CJ! How could this happen to two Outbackers at nearly the same time! What are the odds?

Anyway, maybe the "vent" pipe has only small vent holes. It's not plugged, but it is also not meant for water flow, just airflow.

You guys and your QF mishaps...what's next?










Randy


----------



## camping479 (Aug 27, 2003)

Tim, you're explanation seems to make sense.

If the vent was clogged, I would think pressure would build up in the tank and there would be a terrible odor and a rush of air up out of the toilet when you went to flush it.

When I have the quickie flush on, I listen to it, when the sound of the water running in the tank sounds muffled by water, I turn it off.

Mike


----------



## kk5fe (Mar 6, 2005)

I posted that my dealer had warned me against running water with the QF while the tank was closed  here. I guess they do know what they are talking about at times.....

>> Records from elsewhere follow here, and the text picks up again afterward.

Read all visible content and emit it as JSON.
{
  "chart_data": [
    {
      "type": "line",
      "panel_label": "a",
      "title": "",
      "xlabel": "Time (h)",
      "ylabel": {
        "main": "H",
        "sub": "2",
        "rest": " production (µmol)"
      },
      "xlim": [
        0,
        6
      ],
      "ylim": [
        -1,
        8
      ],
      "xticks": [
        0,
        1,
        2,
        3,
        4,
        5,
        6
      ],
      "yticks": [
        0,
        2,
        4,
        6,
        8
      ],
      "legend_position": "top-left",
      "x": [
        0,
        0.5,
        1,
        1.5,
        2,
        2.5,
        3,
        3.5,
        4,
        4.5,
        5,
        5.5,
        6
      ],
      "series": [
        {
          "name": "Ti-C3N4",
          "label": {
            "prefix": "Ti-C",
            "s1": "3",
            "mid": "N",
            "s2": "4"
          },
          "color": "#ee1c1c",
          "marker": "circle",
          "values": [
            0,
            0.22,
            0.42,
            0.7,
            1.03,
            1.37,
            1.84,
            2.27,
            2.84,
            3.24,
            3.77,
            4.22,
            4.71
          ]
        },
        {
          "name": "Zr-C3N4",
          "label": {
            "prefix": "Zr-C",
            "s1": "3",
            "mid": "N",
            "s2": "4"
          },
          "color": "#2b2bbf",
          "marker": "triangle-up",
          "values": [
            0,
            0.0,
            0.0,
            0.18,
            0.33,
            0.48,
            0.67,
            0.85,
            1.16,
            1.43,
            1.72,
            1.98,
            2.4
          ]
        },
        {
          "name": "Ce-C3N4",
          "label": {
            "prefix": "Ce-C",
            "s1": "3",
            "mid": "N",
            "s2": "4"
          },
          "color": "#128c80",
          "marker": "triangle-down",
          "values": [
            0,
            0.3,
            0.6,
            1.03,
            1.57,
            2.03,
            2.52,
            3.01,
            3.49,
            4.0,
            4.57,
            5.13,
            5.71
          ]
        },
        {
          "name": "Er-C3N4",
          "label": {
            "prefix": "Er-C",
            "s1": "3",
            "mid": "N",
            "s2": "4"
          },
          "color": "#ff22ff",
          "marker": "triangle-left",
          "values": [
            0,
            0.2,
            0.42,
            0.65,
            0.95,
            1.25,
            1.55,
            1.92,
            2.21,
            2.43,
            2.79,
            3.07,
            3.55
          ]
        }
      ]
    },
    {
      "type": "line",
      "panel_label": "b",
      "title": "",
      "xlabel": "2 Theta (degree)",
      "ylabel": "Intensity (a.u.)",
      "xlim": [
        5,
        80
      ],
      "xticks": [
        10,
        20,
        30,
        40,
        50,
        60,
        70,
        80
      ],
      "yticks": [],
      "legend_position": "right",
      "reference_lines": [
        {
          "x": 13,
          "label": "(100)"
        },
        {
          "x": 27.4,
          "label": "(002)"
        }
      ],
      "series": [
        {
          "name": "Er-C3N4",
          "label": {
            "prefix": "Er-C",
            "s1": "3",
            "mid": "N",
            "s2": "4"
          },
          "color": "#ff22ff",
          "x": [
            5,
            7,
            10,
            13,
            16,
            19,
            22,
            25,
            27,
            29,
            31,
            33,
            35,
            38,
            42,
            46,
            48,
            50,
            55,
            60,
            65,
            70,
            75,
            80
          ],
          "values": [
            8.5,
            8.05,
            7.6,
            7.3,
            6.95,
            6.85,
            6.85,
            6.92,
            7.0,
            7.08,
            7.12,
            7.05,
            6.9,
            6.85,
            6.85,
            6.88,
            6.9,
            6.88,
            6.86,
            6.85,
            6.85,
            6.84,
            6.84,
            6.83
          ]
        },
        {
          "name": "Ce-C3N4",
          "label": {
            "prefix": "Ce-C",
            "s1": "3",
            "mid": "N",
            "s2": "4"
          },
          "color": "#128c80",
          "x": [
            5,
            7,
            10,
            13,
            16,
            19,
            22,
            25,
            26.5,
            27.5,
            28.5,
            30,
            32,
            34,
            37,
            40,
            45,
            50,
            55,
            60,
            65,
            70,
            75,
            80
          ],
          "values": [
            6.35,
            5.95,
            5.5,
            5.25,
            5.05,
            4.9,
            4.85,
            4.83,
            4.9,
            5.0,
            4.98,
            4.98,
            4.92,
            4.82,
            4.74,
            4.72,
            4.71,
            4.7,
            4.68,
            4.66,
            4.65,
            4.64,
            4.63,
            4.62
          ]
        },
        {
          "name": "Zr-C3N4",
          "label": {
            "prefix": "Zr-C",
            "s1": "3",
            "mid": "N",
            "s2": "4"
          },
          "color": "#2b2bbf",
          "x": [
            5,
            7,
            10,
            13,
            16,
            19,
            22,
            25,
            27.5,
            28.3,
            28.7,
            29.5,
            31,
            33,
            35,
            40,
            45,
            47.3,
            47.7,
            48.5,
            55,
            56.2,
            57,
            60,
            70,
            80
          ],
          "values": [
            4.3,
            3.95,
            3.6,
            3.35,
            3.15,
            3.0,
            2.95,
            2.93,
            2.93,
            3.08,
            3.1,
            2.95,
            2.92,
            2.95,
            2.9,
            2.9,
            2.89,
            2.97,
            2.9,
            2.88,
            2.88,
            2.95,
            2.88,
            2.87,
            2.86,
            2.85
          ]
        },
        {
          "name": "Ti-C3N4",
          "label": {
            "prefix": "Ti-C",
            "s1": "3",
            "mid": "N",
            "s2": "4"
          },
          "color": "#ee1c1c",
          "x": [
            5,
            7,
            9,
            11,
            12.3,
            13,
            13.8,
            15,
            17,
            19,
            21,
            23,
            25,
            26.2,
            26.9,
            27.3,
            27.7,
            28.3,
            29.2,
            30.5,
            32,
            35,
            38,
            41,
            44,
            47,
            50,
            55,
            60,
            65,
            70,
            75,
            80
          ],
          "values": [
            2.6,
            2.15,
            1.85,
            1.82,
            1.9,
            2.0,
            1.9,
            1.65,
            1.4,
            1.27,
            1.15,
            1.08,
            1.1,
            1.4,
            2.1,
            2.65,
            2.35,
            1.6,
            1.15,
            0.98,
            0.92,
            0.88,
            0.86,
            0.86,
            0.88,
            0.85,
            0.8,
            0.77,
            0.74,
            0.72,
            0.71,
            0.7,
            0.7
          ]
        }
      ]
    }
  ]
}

I'll continue using the stick to hold the toilet valve open while back filling. Just have to make sure I dont get distracted!


----------



## mskyoutback (Jul 27, 2004)

This reminds me of a camping trip with friends last year. Our friends had a horrible smell in their camper (probably because they had only dumped previously, and not flushed out) so we decided to loan our Flush King and help get them cleaned out really well. His wife was inside cleaning and packing to leave and he told her to watch the toilet and let him know when it was close to full. They let it run quite a while, then all of a sudden there was a shower of blue water from the vent on top of the camper (and on top of our friend!) His wife didn't think she had to actually open the toilet and look down







I'm not really sure how she thought she would know when it was full. Nothing was damaged, except his ego, but at least we know his toilet is vented!!


----------